Déployer un LLM open‑weight pour développer un solveur de Navier–Stokes
Déployer un LLM open‑weight pour développer un solveur de Navier–Stokes
La montée en puissance des modèles de langage pose une question très concrète en recherche et en enseignement : comment bénéficier de ces outils tout en maîtrisant les coûts, la consommation énergétique, et la confidentialité. Dans ce séminaire, je présenterai une approche « IA en local » basée sur une station de travail compacte, la Lenovo PGX, disponible sur le marché Info‑Maths autour de 4000 € et affichant une consommation d’environ 120 W. Cette plateforme avec ses 128GB de mémoire unifiée permet d’exécuter un modèle de langage open‑weight jusqu’a 120 milliards de paramètres (e.g.
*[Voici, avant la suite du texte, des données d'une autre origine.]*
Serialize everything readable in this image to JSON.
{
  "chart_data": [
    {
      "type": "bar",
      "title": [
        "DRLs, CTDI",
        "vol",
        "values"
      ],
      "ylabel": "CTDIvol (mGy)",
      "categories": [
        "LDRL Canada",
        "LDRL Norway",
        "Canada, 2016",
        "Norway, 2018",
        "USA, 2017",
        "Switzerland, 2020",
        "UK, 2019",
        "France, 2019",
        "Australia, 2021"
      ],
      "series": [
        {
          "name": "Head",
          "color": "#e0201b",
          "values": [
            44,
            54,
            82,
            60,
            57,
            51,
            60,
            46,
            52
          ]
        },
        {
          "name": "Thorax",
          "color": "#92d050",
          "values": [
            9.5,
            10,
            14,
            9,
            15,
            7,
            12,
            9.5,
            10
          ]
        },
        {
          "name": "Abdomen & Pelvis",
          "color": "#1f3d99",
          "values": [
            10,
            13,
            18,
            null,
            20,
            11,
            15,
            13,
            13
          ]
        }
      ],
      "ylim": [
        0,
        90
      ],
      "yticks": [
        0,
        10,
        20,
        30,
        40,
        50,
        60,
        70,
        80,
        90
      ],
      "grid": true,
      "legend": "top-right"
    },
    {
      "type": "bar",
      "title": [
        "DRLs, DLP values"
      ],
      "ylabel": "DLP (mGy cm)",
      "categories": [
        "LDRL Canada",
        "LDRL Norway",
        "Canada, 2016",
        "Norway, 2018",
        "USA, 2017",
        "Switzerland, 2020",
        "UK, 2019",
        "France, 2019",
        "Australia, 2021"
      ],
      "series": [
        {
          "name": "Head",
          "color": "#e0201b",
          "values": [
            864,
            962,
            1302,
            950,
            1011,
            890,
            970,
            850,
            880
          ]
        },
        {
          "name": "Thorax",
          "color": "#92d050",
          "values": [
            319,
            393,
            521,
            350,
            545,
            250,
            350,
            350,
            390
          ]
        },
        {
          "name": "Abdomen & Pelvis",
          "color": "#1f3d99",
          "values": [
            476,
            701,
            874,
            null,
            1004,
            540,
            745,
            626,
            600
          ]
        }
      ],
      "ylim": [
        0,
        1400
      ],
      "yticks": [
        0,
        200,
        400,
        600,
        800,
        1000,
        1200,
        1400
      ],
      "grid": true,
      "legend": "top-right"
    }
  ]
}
GPT OSS 120B https://lmsys.org/blog/2025-10-13-nvidia-dgx-spark/), avec données et prompts conservés en local, latence réduite, et une enveloppe énergétique mieux cadrée. Je détaillerai ensuite, si le temps le permet, les étapes pratiques pour déployer et servir ce modèle afin d’en faire un assistant de code intégré au flux de développement. Enfin, nous utiliserons cet assistant comme outil de travail pour coder un solveur de Navier–Stokes sur maillage carré régulier : organisation du projet, discrétisation, conditions aux limites, tests numériques et itérations de mise au point. L’objectif est de montrer, sur un cas de calcul scientifique, comment une IA locale peut accélérer la production de code tout en s’inscrivant dans une démarche de sobriété énergétique et de maîtrise des données.